Let's assume I have the following DataFrame:
book | page | words_per_page | characters |
---|---|---|---|
Book 1 | 1 | 27 | Nan |
Book 1 | 2 | Nan | 30 |
Book 1 | 2 | 30 | 25 |
Book 2 | 1 | 30 | 26 |
Book 2 | 2 | 28 | 30 |
How can I delete the books containing at least one null value for either Words Per Page
or Characters
? In the above situation, I want to drop all the entries associated with Book 1.
It is a combination between these two questions, but I just couldn't get it right yet.
pandas How to drop the whole row if any specific columns contains a specific values?
How to delete rows from a dataframe if specific columns contains null values?

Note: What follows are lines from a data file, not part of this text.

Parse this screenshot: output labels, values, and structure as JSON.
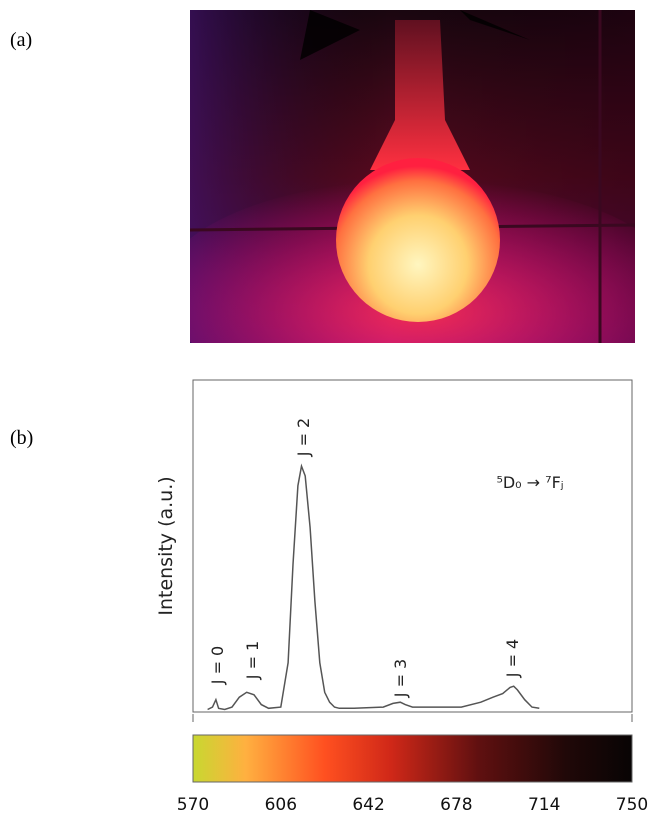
{
  "panel_labels": [
    "(a)",
    "(b)"
  ],
  "chart_data": {
    "type": "line",
    "ylabel": "Intensity (a.u.)",
    "annotations": [
      "J = 0",
      "J = 1",
      "J = 2",
      "J = 3",
      "J = 4",
      "⁵D₀ → ⁷Fⱼ"
    ],
    "x": [
      576,
      578,
      579.4,
      580.5,
      583,
      586,
      589,
      592,
      595,
      598,
      601,
      606,
      609,
      611,
      613,
      614.5,
      616,
      618,
      620,
      622,
      624,
      626,
      628,
      630,
      636,
      648,
      652,
      655,
      657,
      660,
      670,
      680,
      688,
      693,
      697,
      700,
      701.5,
      703,
      706,
      709,
      712
    ],
    "values": [
      1,
      2,
      5,
      1.5,
      1,
      2,
      6,
      8,
      7,
      3,
      1.5,
      2,
      20,
      60,
      92,
      100,
      96,
      75,
      45,
      20,
      8,
      4,
      2,
      1.5,
      1.5,
      2,
      3.5,
      4,
      3,
      2,
      2,
      2,
      4,
      6,
      7.5,
      10,
      10.5,
      9,
      5,
      2,
      1.5
    ],
    "color": "#555555",
    "xlim": [
      570,
      750
    ],
    "ylim": [
      0,
      135
    ],
    "xticks": [
      570,
      606,
      642,
      678,
      714,
      750
    ]
  }
}
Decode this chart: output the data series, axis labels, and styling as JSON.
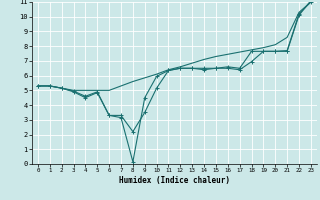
{
  "xlabel": "Humidex (Indice chaleur)",
  "bg_color": "#cce8e8",
  "grid_color": "#b0d8d8",
  "line_color": "#1a7070",
  "xlim": [
    -0.5,
    23.5
  ],
  "ylim": [
    0,
    11
  ],
  "xticks": [
    0,
    1,
    2,
    3,
    4,
    5,
    6,
    7,
    8,
    9,
    10,
    11,
    12,
    13,
    14,
    15,
    16,
    17,
    18,
    19,
    20,
    21,
    22,
    23
  ],
  "yticks": [
    0,
    1,
    2,
    3,
    4,
    5,
    6,
    7,
    8,
    9,
    10,
    11
  ],
  "series1_x": [
    0,
    1,
    2,
    3,
    4,
    5,
    6,
    7,
    8,
    9,
    10,
    11,
    12,
    13,
    14,
    15,
    16,
    17,
    18,
    19,
    20,
    21,
    22,
    23
  ],
  "series1_y": [
    5.3,
    5.3,
    5.15,
    5.0,
    5.0,
    5.0,
    5.0,
    5.3,
    5.6,
    5.85,
    6.1,
    6.4,
    6.6,
    6.85,
    7.1,
    7.3,
    7.45,
    7.6,
    7.75,
    7.9,
    8.1,
    8.6,
    10.3,
    11.0
  ],
  "series2_x": [
    0,
    1,
    2,
    3,
    4,
    5,
    6,
    7,
    8,
    9,
    10,
    11,
    12,
    13,
    14,
    15,
    16,
    17,
    18,
    19,
    20,
    21,
    22,
    23
  ],
  "series2_y": [
    5.3,
    5.3,
    5.15,
    4.95,
    4.6,
    4.9,
    3.3,
    3.3,
    2.2,
    3.5,
    5.15,
    6.35,
    6.5,
    6.5,
    6.5,
    6.5,
    6.6,
    6.5,
    7.65,
    7.65,
    7.65,
    7.7,
    10.2,
    11.0
  ],
  "series3_x": [
    0,
    1,
    2,
    3,
    4,
    5,
    6,
    7,
    8,
    9,
    10,
    11,
    12,
    13,
    14,
    15,
    16,
    17,
    18,
    19,
    20,
    21,
    22,
    23
  ],
  "series3_y": [
    5.3,
    5.3,
    5.15,
    4.9,
    4.5,
    4.85,
    3.3,
    3.15,
    0.15,
    4.5,
    5.95,
    6.35,
    6.5,
    6.5,
    6.4,
    6.5,
    6.5,
    6.4,
    6.95,
    7.65,
    7.65,
    7.65,
    10.1,
    11.1
  ]
}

It should be a way to do it directly on the dataframe. I have lots of data and I need to make this run as efficiently as possible, I'm trying to avoid if
statements outside of the dataframe.
Thanks everyone!
CodePudding user response:
You could find the rows which have either of the two values as NaN, then exclude those from your df using the ~
operator
import pandas as pd
import numpy as np
df = pd.DataFrame({'book': ['Book 1', 'Book 1', 'Book 1', 'Book 2', 'Book 2'],
'page': [1, 2, 2, 1, 2],
'words_per_page': ['27', np.nan, '30', '30', '28'],
'characters': [np.nan, '30', '25', '26', '30']})

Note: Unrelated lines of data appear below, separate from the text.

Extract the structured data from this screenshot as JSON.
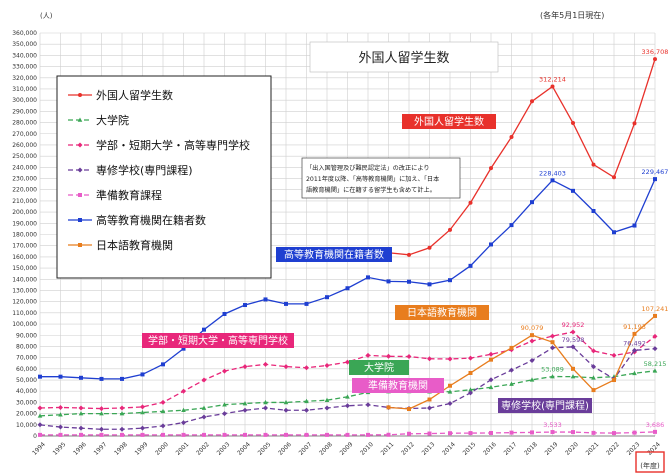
{
  "chart_data": {
    "type": "line",
    "title": "外国人留学生数",
    "unit_label": "(人)",
    "date_note": "(各年5月1日現在)",
    "xlabel": "(年度)",
    "x": [
      "1994",
      "1995",
      "1996",
      "1997",
      "1998",
      "1999",
      "2000",
      "2001",
      "2002",
      "2003",
      "2004",
      "2005",
      "2006",
      "2007",
      "2008",
      "2009",
      "2010",
      "2011",
      "2012",
      "2013",
      "2014",
      "2015",
      "2016",
      "2017",
      "2018",
      "2019",
      "2020",
      "2021",
      "2022",
      "2023",
      "2024"
    ],
    "ylim": [
      0,
      360000
    ],
    "ystep": 10000,
    "y_ticks": [
      "0",
      "10,000",
      "20,000",
      "30,000",
      "40,000",
      "50,000",
      "60,000",
      "70,000",
      "80,000",
      "90,000",
      "100,000",
      "110,000",
      "120,000",
      "130,000",
      "140,000",
      "150,000",
      "160,000",
      "170,000",
      "180,000",
      "190,000",
      "200,000",
      "210,000",
      "220,000",
      "230,000",
      "240,000",
      "250,000",
      "260,000",
      "270,000",
      "280,000",
      "290,000",
      "300,000",
      "310,000",
      "320,000",
      "330,000",
      "340,000",
      "350,000",
      "360,000"
    ],
    "series": [
      {
        "name": "外国人留学生数",
        "color": "#e8312b",
        "dash": "",
        "marker": "circle",
        "start": 17,
        "values": [
          null,
          null,
          null,
          null,
          null,
          null,
          null,
          null,
          null,
          null,
          null,
          null,
          null,
          null,
          null,
          null,
          null,
          163697,
          161848,
          168145,
          184155,
          208379,
          239287,
          267042,
          298980,
          312214,
          279597,
          242444,
          231146,
          279274,
          336708
        ]
      },
      {
        "name": "大学院",
        "color": "#3aa655",
        "dash": "5,3",
        "marker": "triangle",
        "start": 0,
        "values": [
          18000,
          19000,
          20000,
          20000,
          20000,
          21000,
          22000,
          23000,
          25000,
          28000,
          29000,
          30000,
          30000,
          31000,
          32000,
          35000,
          39000,
          39700,
          39800,
          39600,
          39500,
          41300,
          43500,
          46400,
          50200,
          53089,
          53056,
          52000,
          53000,
          56000,
          58215
        ]
      },
      {
        "name": "学部・短期大学・高等専門学校",
        "color": "#e8277a",
        "dash": "5,3",
        "marker": "diamond",
        "start": 0,
        "values": [
          25000,
          25500,
          25000,
          24500,
          25000,
          26000,
          30000,
          40000,
          50000,
          58000,
          62000,
          64000,
          62000,
          61000,
          63000,
          66000,
          72000,
          71200,
          71000,
          69000,
          68800,
          69600,
          73000,
          77000,
          84900,
          89200,
          92952,
          76000,
          72000,
          75000,
          89000
        ]
      },
      {
        "name": "専修学校(専門課程)",
        "color": "#6a3d9a",
        "dash": "5,3",
        "marker": "diamond",
        "start": 0,
        "values": [
          10000,
          8000,
          7000,
          6000,
          6000,
          7000,
          9000,
          12000,
          17000,
          20000,
          23000,
          25000,
          23000,
          23000,
          25000,
          27000,
          27900,
          25500,
          24600,
          25000,
          29000,
          38500,
          50200,
          58800,
          67500,
          78800,
          79598,
          62000,
          51000,
          76492,
          78000
        ]
      },
      {
        "name": "準備教育課程",
        "color": "#e85cc8",
        "dash": "5,3",
        "marker": "square",
        "start": 0,
        "values": [
          1000,
          1000,
          1000,
          1000,
          1000,
          1000,
          1000,
          1000,
          1000,
          1000,
          1000,
          1000,
          1000,
          1000,
          1000,
          1000,
          1000,
          1100,
          2000,
          2200,
          2500,
          2600,
          2700,
          3000,
          3200,
          3533,
          3500,
          2800,
          2600,
          3000,
          3686
        ]
      },
      {
        "name": "高等教育機関在籍者数",
        "color": "#1f3fd1",
        "dash": "",
        "marker": "square",
        "start": 0,
        "values": [
          53000,
          53000,
          52000,
          51000,
          51000,
          55000,
          64000,
          78000,
          95000,
          109000,
          117000,
          122000,
          118000,
          118000,
          124000,
          132000,
          141700,
          138100,
          137800,
          135500,
          139200,
          152000,
          171100,
          188400,
          208900,
          228403,
          219000,
          201000,
          182000,
          188000,
          229467
        ]
      },
      {
        "name": "日本語教育機関",
        "color": "#e87d1e",
        "dash": "",
        "marker": "square",
        "start": 17,
        "values": [
          null,
          null,
          null,
          null,
          null,
          null,
          null,
          null,
          null,
          null,
          null,
          null,
          null,
          null,
          null,
          null,
          null,
          25600,
          24100,
          32600,
          44900,
          56300,
          68200,
          78700,
          90079,
          83800,
          60000,
          41000,
          50000,
          91193,
          107241
        ]
      }
    ],
    "data_labels": [
      {
        "series": 0,
        "index": 25,
        "text": "312,214"
      },
      {
        "series": 0,
        "index": 30,
        "text": "336,708"
      },
      {
        "series": 5,
        "index": 25,
        "text": "228,403"
      },
      {
        "series": 5,
        "index": 30,
        "text": "229,467"
      },
      {
        "series": 6,
        "index": 24,
        "text": "90,079"
      },
      {
        "series": 6,
        "index": 29,
        "text": "91,193"
      },
      {
        "series": 6,
        "index": 30,
        "text": "107,241"
      },
      {
        "series": 2,
        "index": 26,
        "text": "92,952"
      },
      {
        "series": 3,
        "index": 26,
        "text": "79,598"
      },
      {
        "series": 3,
        "index": 29,
        "text": "76,492"
      },
      {
        "series": 1,
        "index": 25,
        "text": "53,089"
      },
      {
        "series": 1,
        "index": 30,
        "text": "58,215"
      },
      {
        "series": 4,
        "index": 25,
        "text": "3,533"
      },
      {
        "series": 4,
        "index": 30,
        "text": "3,686"
      }
    ],
    "series_tags": [
      {
        "text": "外国人留学生数",
        "color": "#e8312b"
      },
      {
        "text": "高等教育機関在籍者数",
        "color": "#1f3fd1"
      },
      {
        "text": "日本語教育機関",
        "color": "#e87d1e"
      },
      {
        "text": "学部・短期大学・高等専門学校",
        "color": "#e8277a"
      },
      {
        "text": "大学院",
        "color": "#3aa655"
      },
      {
        "text": "準備教育機関",
        "color": "#e85cc8"
      },
      {
        "text": "専修学校(専門課程)",
        "color": "#6a3d9a"
      }
    ],
    "annotation": {
      "lines": [
        "「出入国管理及び難民認定法」の改正により",
        "2011年度以降、「高等教育機関」に加え、「日本",
        "語教育機関」に在籍する留学生も含めて計上。"
      ]
    },
    "legend_placement": "top-left",
    "grid": true
  }
}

books_with_nulls = df.loc[df[['words_per_page','characters']].isnull().any(axis=1)]['book'].unique()
df.loc[~df['book'].isin(books_with_nulls)]

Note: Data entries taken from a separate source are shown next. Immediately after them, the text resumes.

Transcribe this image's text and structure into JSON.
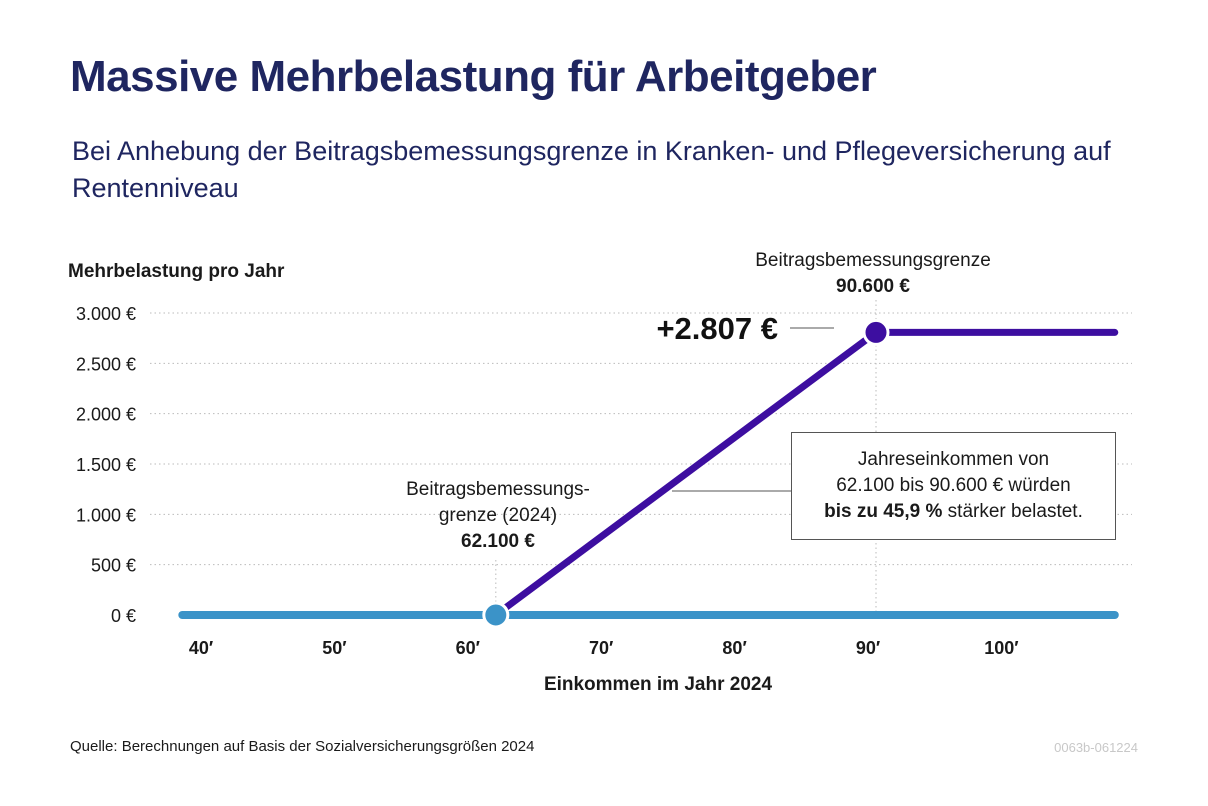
{
  "title": "Massive Mehrbelastung für Arbeitgeber",
  "subtitle": "Bei Anhebung der Beitragsbemessungsgrenze in Kranken- und Pflegeversicherung auf Rentenniveau",
  "source": "Quelle: Berechnungen auf Basis der Sozialversicherungsgrößen 2024",
  "code": "0063b-061224",
  "colors": {
    "title": "#1f2660",
    "baseline": "#3b93c8",
    "increase": "#3d0ea0",
    "grid": "#bbbbbb"
  },
  "chart_data": {
    "type": "line",
    "ylabel": "Mehrbelastung pro Jahr",
    "xlabel": "Einkommen im Jahr 2024",
    "xlim": [
      38,
      108.5
    ],
    "ylim": [
      0,
      3000
    ],
    "x_ticks": [
      40,
      50,
      60,
      70,
      80,
      90,
      100
    ],
    "x_tick_labels": [
      "40′",
      "50′",
      "60′",
      "70′",
      "80′",
      "90′",
      "100′"
    ],
    "y_ticks": [
      0,
      500,
      1000,
      1500,
      2000,
      2500,
      3000
    ],
    "y_tick_labels": [
      "0 €",
      "500 €",
      "1.000 €",
      "1.500 €",
      "2.000 €",
      "2.500 €",
      "3.000 €"
    ],
    "grid": true,
    "series": [
      {
        "color": "#3b93c8",
        "points": [
          [
            38.6,
            0
          ],
          [
            108.5,
            0
          ]
        ]
      },
      {
        "color": "#3d0ea0",
        "points": [
          [
            62.1,
            0
          ],
          [
            90.6,
            2807
          ],
          [
            108.5,
            2807
          ]
        ]
      }
    ],
    "markers": [
      {
        "x": 62.1,
        "y": 0,
        "color": "#3b93c8"
      },
      {
        "x": 90.6,
        "y": 2807,
        "color": "#3d0ea0"
      }
    ],
    "annotations": {
      "old_limit_line1": "Beitragsbemessungs-",
      "old_limit_line2": "grenze (2024)",
      "old_limit_value": "62.100 €",
      "new_limit_label": "Beitragsbemessungsgrenze",
      "new_limit_value": "90.600 €",
      "max_value_label": "+2.807 €",
      "note_line1": "Jahreseinkommen von",
      "note_line2": "62.100 bis 90.600 € würden",
      "note_bold": "bis zu 45,9 %",
      "note_rest": " stärker belastet."
    }
  }
}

CodePudding user response:
You can groupby
and filter
which removes entire groups/books that fail the filter. Here the filter is that each book group has to be notnull
in all
values for Words_per_page
and characters
import pandas as pd
import numpy as np
df = pd.DataFrame({
'book': ['Book 1', 'Book 1', 'Book 1', 'Book 2', 'Book 2'],
'page': [1, 2, 2, 1, 2],
'words_per_page': [27, np.nan, 30, 30, 28],
'characters': [np.nan, 30, 25, 26, 30]
})
filt_df = (
df.groupby('book').filter(
lambda b: b['words_per_page'].notnull().all() and b['characters'].notnull().all()
)
)
filt_df
groupby.filter
is notoriously slow on large datasets, not sure if it will be fast enough for your usecase
CodePudding user response:
Identify book ids that match that criteria and filter the DF using those book ids, e.g.
import pandas as pd
data = [
[1, 1, 27, None],
[1, 2, None, 30],
[1, 2, 30, 25],
[2, 1, 30, 26],
[2, 2, 28, 30]
]
columns = [
'book_id',
'page_number',
'words_per_page',
'character_count'
]
df = pd.DataFrame(data, columns=columns)
df = df[~df.book_id.isin(
df[
(df.words_per_page.isna()) |
(df.character_count.isna())
].book_id
)].copy()
book_id page_number words_per_page character_count
3 2 1 30.0 26.0
4 2 2 28.0 30.0